According to the San Diego County Department of Health and Human Services website, diagnoses of Alzheimer’s disease and other Dementias in adults over the age of 55 subregional areas of San Diego include: 339 diagnoses in 2012, a projection of 426 diagnoses in 2020 and 555 diagnoses in 2030.
“I continue to do what I can to raise money because I hang onto the thought that if we can just find a treatment that slows the destruction or delays the onset by just five years, we could cut in half the number of people impacted by this disease,” Cioffi said.
She also spoke to the fight that is waiting after her goal of finding a cure for Alzeimer’s has been met.
“When we find a cure for Alzheimer’s disease it will be time to take what we have learned about the brain and diseases that destroy it and apply it to Pick’s disease, or frontal temporal lobe disease, or Parkinson’s disease or Lewy Body dementia.”
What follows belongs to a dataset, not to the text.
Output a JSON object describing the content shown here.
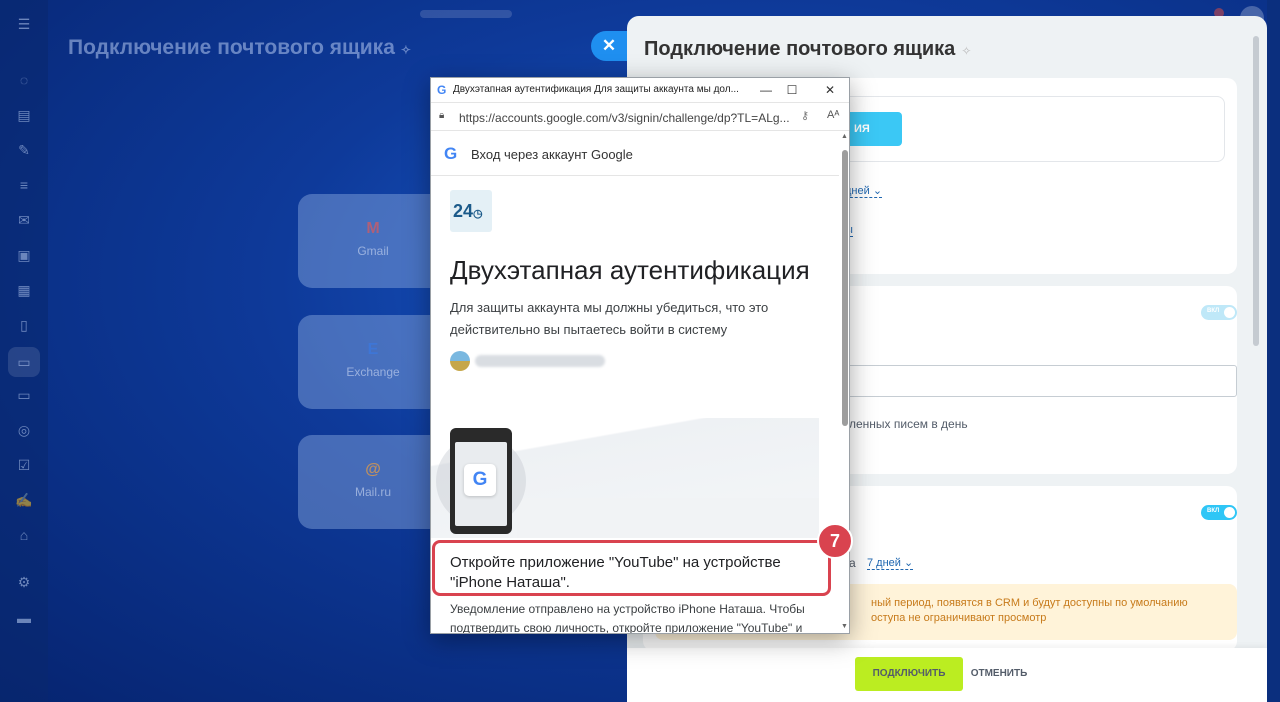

ROBERT LAATSCH AND THE ALPINE EDUCATION FOUNDATION
Alpine Education Foundation director Robert Laatsch wants your vote for AEF and its Wheel of Experts program. AEF is a volunteer, non-profit organization consisting of parents, educators, and community leaders concerned with maintaining, enhancing, and improving the education of our children in our schools.
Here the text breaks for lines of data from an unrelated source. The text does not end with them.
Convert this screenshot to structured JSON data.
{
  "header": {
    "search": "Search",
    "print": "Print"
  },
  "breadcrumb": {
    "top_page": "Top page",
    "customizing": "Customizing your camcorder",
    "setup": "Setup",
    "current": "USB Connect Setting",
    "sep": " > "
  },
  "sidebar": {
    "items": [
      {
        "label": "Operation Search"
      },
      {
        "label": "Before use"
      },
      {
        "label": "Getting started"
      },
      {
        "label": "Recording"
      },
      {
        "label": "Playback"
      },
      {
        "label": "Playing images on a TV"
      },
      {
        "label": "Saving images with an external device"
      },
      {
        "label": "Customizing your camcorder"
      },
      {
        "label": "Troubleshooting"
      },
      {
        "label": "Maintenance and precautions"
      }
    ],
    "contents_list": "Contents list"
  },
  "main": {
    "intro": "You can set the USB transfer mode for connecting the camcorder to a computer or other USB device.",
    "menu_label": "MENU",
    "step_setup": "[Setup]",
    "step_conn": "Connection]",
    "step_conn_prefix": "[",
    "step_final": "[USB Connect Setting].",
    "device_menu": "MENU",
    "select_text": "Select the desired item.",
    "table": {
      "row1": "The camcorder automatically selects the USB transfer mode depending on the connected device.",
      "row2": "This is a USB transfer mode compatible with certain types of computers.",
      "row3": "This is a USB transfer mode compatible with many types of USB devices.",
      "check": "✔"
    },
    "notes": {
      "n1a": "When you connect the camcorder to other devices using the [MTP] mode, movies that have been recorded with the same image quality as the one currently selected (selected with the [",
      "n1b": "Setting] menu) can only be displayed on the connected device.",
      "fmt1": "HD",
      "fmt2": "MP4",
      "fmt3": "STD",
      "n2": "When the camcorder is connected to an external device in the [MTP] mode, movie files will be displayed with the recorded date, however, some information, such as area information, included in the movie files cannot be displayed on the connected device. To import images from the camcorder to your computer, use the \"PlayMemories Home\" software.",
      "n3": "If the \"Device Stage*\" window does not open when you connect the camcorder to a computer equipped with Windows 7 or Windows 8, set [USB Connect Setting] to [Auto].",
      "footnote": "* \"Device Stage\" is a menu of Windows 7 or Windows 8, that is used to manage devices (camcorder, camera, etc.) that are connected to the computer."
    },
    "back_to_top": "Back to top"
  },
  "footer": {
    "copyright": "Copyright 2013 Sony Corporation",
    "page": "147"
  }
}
Laatsch said that participating in a program like the campaign for Honorary Mayor is out of character for him, but that the goal of his campaign is to bring awareness to AEF’s mission.
“AEF is focusing their efforts, which I am supporting with my campaign, on their Wheel of Experts program,” said Laatsch. Wheel of Experts is a multiple pathway program that brings STEAM based learning to the classroom.
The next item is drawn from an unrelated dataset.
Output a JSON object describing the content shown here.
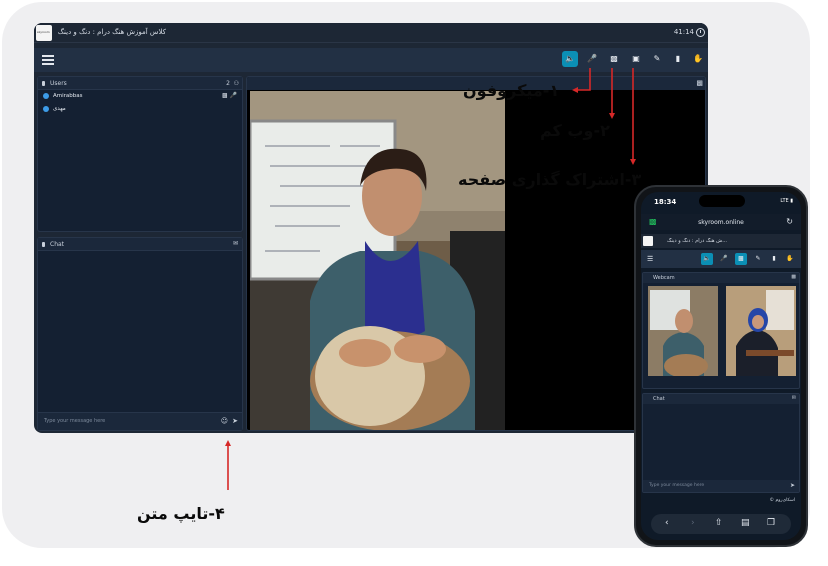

“Our Wheel of Experts Program brings music instructors onto the campuses for weekly instruction from Pre-K to 5th grade. Students are guided through age specific and professionally developed curriculum from San Diego Youth Symphony and ST Math for keyboarding instruction. We also support the art docent programs on each campus, and the art and music programs at Joan MacQueen Middle School though Block Grants and directed donations,” said Laatsch.
He said that he believes education is the lifeblood of a community.
“Every community, as I see it, is in itself a living organism. Each organism has qualities and characteristics that differentiate it from others. Alpine has a rich history as being a community that is family oriented and education is at the heart of that village-like feeling we experience. Our community and the schools are intertwined even if a resident doesn’t have children,” he said.
Laatsch recognizes the importance of AEF programming and the personal influence that it might have on local students as they grow into adulthood.
“In 10 years I would love to hear that one of our students was inspired by one of our programs which led them on a path to find their purpose whether it be a passion, a career, or a hobby. If the Alpine Education Foundation helped a single child to find a lifelong love for art, coding, music, engineering, math, biology, gardening, or robotics that they otherwise wouldn’t have otherwise been exposed to, well then I would consider AEF a total success.”
The deadline for submitting copies of donations for Rob Laatsch or Linda Cioffi to the Alpine Chamber of Commerce is 5 p.m. on March 29.